De leur côté, la Fédération de Russie et l’Algérie ont persisté à dire que la sécurité des humanitaires sur le terrain et l’acheminement de l’aide humanitaire à grande échelle à Gaza passent par un cessez-le-feu immédiat et durable car sans cela, « les travailleurs humanitaires continueront à mourir » et il est peu probable que le « guichet unique » proposé dans le cadre du mécanisme puisse les aider. 

Sur une note positive, Mme Kaag a fait le point sur la diversification des voies d’approvisionnement telle que prévue par la résolution 2720, qui passent notamment par la Jordanie, l’Égypte et Chypre.  S’agissant du couloir maritime avec Chypre, son bureau a proposé un mécanisme de financement multidonateurs et se charge de la coordination de l’acheminement de l’aide avec les opérations sur le terrain. 

Si tous les membres du Conseil ont exhorté Israël à tenir son engagement d’ouvrir le terminal d’Erez et le port d’Ashdod, ils ont également souligné l’importance de faciliter l’acheminement de l’aide depuis la Jordanie et l’Égypte.  La République de Corée s’est impatientée de voir que les mesures annoncées par Israël en ce sens nécessitent autant de temps pour être mises en œuvre.  « Les actes sont bien plus éloquents que les mots », a-t-elle commenté.

Les délégations ont été nombreuses à souligner que les voies terrestres restent le moyen le plus sûr et le plus efficace de fournir une aide à grande échelle, tout en reconnaissant que l’efficacité dépend aussi d’un mécanisme de déconfliction respecté par les parties.  Israël a donc été appelé à veiller au respect de la déconfliction, à permettre à tous les acteurs humanitaires à Gaza -dont l’UNRWA- d’accéder à la population dans le besoin de manière sûre et sans entraves, et à mettre pleinement en œuvre les exigences opérationnelles minimales de l’ONU.  C’est en cela que le mandat de Mme Kaag trouve toute sa pertinence puisqu’il consiste à établir une base de données et un mécanisme de suivi, de vérification et de coordination de l’aide, a rappelé le Royaume-Uni. 

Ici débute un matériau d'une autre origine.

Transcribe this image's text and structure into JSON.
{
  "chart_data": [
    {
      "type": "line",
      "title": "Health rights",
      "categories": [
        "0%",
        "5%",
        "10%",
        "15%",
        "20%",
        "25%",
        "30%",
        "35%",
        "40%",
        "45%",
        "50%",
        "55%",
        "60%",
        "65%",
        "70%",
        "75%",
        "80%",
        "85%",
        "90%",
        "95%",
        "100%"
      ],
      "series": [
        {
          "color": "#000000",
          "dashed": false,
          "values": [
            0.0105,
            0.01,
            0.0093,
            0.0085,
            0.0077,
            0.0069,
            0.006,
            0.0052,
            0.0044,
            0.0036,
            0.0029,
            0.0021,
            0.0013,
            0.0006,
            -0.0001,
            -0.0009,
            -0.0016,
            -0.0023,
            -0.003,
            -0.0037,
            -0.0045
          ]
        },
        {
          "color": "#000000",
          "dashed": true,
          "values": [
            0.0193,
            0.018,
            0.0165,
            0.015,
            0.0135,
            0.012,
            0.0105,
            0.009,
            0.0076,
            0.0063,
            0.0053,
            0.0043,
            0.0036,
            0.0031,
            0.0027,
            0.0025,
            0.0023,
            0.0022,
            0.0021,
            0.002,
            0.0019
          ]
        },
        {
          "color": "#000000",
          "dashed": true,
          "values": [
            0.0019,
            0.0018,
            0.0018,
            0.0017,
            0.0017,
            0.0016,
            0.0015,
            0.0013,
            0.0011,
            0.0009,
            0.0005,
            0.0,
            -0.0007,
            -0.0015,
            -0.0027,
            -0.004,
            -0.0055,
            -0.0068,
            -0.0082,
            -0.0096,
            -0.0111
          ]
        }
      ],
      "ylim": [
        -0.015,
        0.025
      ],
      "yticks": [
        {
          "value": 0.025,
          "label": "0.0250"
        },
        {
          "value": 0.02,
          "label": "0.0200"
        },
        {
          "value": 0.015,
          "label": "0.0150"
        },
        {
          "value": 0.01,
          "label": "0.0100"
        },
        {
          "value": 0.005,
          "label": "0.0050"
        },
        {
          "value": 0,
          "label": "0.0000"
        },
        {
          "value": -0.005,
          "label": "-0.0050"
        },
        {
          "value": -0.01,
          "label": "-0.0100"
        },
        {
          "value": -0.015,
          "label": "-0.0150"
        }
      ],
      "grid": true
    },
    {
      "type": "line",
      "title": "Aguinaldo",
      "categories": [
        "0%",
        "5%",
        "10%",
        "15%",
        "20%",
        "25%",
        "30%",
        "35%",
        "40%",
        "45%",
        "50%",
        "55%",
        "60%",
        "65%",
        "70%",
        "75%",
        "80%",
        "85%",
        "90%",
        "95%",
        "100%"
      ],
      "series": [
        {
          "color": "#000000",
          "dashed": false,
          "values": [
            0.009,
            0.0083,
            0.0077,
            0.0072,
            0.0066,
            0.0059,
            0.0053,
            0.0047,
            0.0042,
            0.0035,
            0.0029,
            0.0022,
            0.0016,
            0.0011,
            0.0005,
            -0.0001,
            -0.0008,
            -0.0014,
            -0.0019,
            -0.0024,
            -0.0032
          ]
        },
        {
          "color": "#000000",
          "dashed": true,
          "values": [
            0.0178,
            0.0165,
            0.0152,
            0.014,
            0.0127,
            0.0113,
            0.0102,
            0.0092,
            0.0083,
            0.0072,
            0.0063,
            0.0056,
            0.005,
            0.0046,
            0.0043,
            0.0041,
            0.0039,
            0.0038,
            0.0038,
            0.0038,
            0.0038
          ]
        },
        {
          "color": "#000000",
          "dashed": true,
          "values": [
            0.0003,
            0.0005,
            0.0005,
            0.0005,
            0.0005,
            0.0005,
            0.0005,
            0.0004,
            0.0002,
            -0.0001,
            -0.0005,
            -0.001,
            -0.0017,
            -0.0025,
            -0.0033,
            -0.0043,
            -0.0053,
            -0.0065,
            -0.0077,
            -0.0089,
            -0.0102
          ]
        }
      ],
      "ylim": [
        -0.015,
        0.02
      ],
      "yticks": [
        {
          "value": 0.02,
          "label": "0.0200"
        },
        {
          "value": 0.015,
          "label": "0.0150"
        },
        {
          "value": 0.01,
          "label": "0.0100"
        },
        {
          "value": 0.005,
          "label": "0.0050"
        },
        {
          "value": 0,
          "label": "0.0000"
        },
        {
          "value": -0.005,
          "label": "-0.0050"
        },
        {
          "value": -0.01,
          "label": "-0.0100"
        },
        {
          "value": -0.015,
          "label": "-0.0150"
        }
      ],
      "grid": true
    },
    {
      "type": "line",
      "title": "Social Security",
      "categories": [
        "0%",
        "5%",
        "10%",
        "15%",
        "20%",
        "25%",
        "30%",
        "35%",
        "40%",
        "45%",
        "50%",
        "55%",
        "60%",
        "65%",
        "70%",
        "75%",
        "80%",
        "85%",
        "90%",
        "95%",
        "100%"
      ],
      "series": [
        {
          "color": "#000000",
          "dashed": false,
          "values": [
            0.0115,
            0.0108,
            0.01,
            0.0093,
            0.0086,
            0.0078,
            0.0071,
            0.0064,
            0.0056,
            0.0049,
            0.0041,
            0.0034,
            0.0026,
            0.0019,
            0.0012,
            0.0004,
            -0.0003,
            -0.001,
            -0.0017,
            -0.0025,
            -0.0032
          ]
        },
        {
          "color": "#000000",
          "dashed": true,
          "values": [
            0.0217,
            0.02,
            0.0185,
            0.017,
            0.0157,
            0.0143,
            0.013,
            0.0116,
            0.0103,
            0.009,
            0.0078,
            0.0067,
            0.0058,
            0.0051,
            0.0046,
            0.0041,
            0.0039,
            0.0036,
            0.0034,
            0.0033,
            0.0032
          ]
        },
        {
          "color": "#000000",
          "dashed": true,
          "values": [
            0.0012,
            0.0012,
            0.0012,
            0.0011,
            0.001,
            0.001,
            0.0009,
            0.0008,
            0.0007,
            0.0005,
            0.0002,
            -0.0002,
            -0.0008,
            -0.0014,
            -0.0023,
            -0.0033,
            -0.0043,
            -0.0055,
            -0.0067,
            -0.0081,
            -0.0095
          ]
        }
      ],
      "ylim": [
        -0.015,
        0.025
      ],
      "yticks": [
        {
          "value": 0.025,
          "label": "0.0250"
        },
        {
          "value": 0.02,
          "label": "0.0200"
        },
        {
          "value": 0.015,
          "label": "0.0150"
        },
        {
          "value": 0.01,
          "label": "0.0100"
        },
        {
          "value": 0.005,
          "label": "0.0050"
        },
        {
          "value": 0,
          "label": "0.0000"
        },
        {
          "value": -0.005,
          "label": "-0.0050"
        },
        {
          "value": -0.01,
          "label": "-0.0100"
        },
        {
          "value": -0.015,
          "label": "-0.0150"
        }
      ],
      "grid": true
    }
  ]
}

En annonçant l’opérationnalisation imminente du mécanisme 2720, la Coordonnatrice a précisé qu’il s’appliquera dans un premier temps aux routes de Chypre et de Jordanie, alors que des consultations techniques sont en train d’être finalisées avec l’Égypte.  Mme Kaag a assuré avoir informé Israël de la mise en route du mécanisme, conformément à la résolution. 

Profondément préoccupés par la détérioration continue de la situation humanitaire à Gaza, la France, les États-Unis, la Slovénie, la Suisse et d’autres membres du Conseil ont réaffirmé leur ferme opposition à une offensive terrestre à Rafah qui entraînerait une catastrophe humanitaire d’une nouvelle magnitude.  Sur ce point, la délégation américaine a déclaré que même si le soutien de Washington au droit à la légitime défense d’Israël est « inscrit dans le marbre », si le pays continue de détruire des installations civiles, « nous nous opposerons à ces opérations, notamment celle envisagée à Rafah.  Israël doit agir conformément à ses obligations en vertu du droit international, point final ».

De son côté, Israël a fait valoir l’ouverture de nouveaux points de passage et l’augmentation significative du nombre de camions transportant de l’aide humanitaire vers Gaza ces deux dernières semaines, ainsi que d’autres mesures prises. La délégation a toutefois appelé l’ONU à faire mieux, notamment pour ce qui est de la distribution efficace et rapide de l’aide.  Elle a également réclamé la libération des otages israéliens toujours détenus par le Hamas en demandant au Conseil de s’impliquer concrètement sur ce dossier.